Oggi e domani si riunisce l’Ecofin, composto dai ministri dell’Economia e delle Finanze dei Paesi Ue. Uno dei temi centrali è l’esposizione delle banche rispetto ai titoli di Stato. La Germania ha chiesto che si ponga un tetto, superato il quale le banche devono vendere i titoli in loro possesso. La presidenza di turno dei Paesi Bassi ha presentato cinque possibili opzioni, segnalando che esistono rischi e benefici per ciascuna di esse. Parigi è contraria all’introduzione del tetto ai titoli di Stato, che creerebbe gravi problemi non solo a alla Francia, ma anche a Italia e Spagna. Ne abbiamo parlato con il professor Marco Fortis, vicepresidente della Fondazione Edison.
A quali conseguenze può portare lo scontro tra la Germania e gli altri Paesi Ue?
La Germania non può pretendere di dettare le tavole della legge, soprattutto se i comandamenti non sono così sensati e soprattutto sembrano favorire gli stessi tedeschi. Le regole dovrebbero essere ispirate alla saggezza, tanto più in un’Ue come quella attuale che è già in serie difficoltà, come documentano problemi quali migranti, bassa crescita e disoccupazione.
Perché le banche italiane hanno così tanti titoli di Stato?
Se oggi le banche italiane possiedono questi quantitativi di titoli di Stato è perché noi negli ultimi tre anni abbiamo nazionalizzato il nostro debito. La Germania invece ha esportato il suo debito vendendolo agli stranieri. I tedeschi dovrebbero quindi essere grati che alcuni Paesi come l’Italia abbiano nazionalizzato il debito e che oggi abbiano un bassissimo debito estero.
È per questo che Francia e Italia intendono opporsi alla proposta tedesca?
Sì. Ritengo che occorra una particolare attenzione, perché si può discutere prima di approvare le regole, ma una volta che queste ci sono rimangono per un lungo periodo e fanno testo. Pensiamo per esempio alle polemiche sul bail-in bancario. Non si capisce del resto perché l’Europa debba introdurre un tetto ai titoli di Stato, quando nessun altro nel mondo lo fa. Ciò non fa altro che introdurre un’ulteriore inutile asimmetria tra Europa e resto del mondo.
Berlino però afferma che la sua proposta può comunque rendere le banche più sicure…
Berlino propone la medicina opposta a quella che la razionalità dovrebbe suggerire, e il motivo è che vuole spostare l’attenzione dai veri problemi. Di tutte le soluzioni possibili per stabilizzare le banche, si sceglie di considerare i titoli di Stato alla stregua dei derivati. Il vero problema per le banche sono i titoli non liquidi, o titoli di livello 3, il cui prezzo è fissato dalla banca stessa sulla base di proprie valutazioni.
Quanto sono diffusi i titoli non liquidi?
Secondo le analisi di Mediobanca, le banche tedesche hanno in pancia una quantità di titoli di livello 3 che varia a seconda degli istituti di credito tra il 30% e il 60% del patrimonio netto tangibile. Se escludiamo dal computo le quote che possiedono in Banca d’Italia, il livello di Intesa Sanpaolo e Unicredit è invece intorno all’8%. Il vero problema quindi non è certo la quantità di titoli di Stato possedute dalle banche.
Da quali altri problemi si vuole spostare l’attenzione?

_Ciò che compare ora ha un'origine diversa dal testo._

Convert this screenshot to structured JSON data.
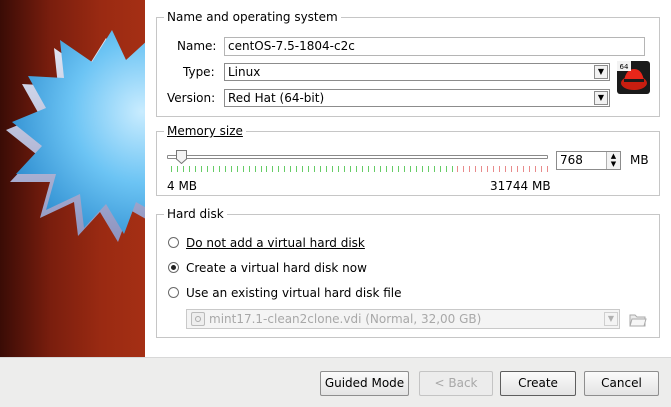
{
  "name_os": {
    "legend": "Name and operating system",
    "name_label": "Name:",
    "name_value": "centOS-7.5-1804-c2c",
    "type_label": "Type:",
    "type_value": "Linux",
    "version_label": "Version:",
    "version_value": "Red Hat (64-bit)",
    "os_icon": "redhat-64bit-icon",
    "os_icon_badge": "64"
  },
  "memory": {
    "legend": "Memory size",
    "value": "768",
    "unit": "MB",
    "min_label": "4 MB",
    "max_label": "31744 MB",
    "min_mb": 4,
    "max_mb": 31744,
    "current_mb": 768
  },
  "hard_disk": {
    "legend": "Hard disk",
    "options": [
      {
        "label": "Do not add a virtual hard disk",
        "checked": false
      },
      {
        "label": "Create a virtual hard disk now",
        "checked": true
      },
      {
        "label": "Use an existing virtual hard disk file",
        "checked": false
      }
    ],
    "existing_file": "mint17.1-clean2clone.vdi (Normal, 32,00 GB)"
  },
  "footer": {
    "guided_mode": "Guided Mode",
    "back": "< Back",
    "create": "Create",
    "cancel": "Cancel"
  },
  "colors": {
    "side_panel": "#9a2a12",
    "star": "#5bb8f0",
    "ticks_green": "#66cc66",
    "ticks_red": "#e88a8a"
  }
}
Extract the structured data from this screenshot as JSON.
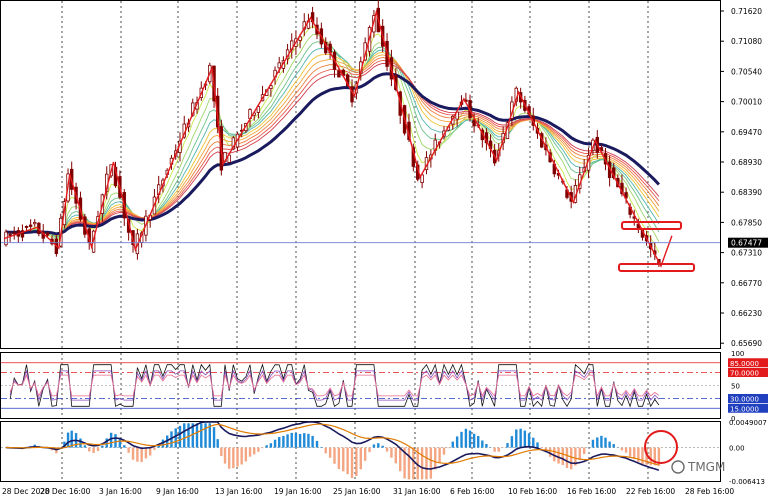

Attraverso un’operazione di lobbying, nei giorni scorsi grazie a Basilea 3 la Germania è riuscita a evitare che i derivati emergessero dai bilanci delle banche. Gran parte delle banche europee, a eccezione di quelle italiane e spagnole, possiedono un quantitativo di derivati gigantesco che non emerge. Eppure ci vengono a raccontare che i rischi per le banche sono i titoli di Stato. Se arrivasse una crisi finanziaria, vorrei vedere i bilanci di queste banche come fanno a stare in piedi.
Di solito si pensa che le banche del Nord Europa siano le più solide…
Non è così. Mentre tutti si concentrano sui requisiti patrimoniali, il vero problema è che molte banche del Nord Europa hanno una leva altissima. La Germania è riuscita inoltre a escludere dal controllo della sorveglianza unica europea tutte le sue banche locali. Alla luce di tutto questo, non si capisce come faccia Berlino a venire a proporci un regolamento severo sui titoli di Stato.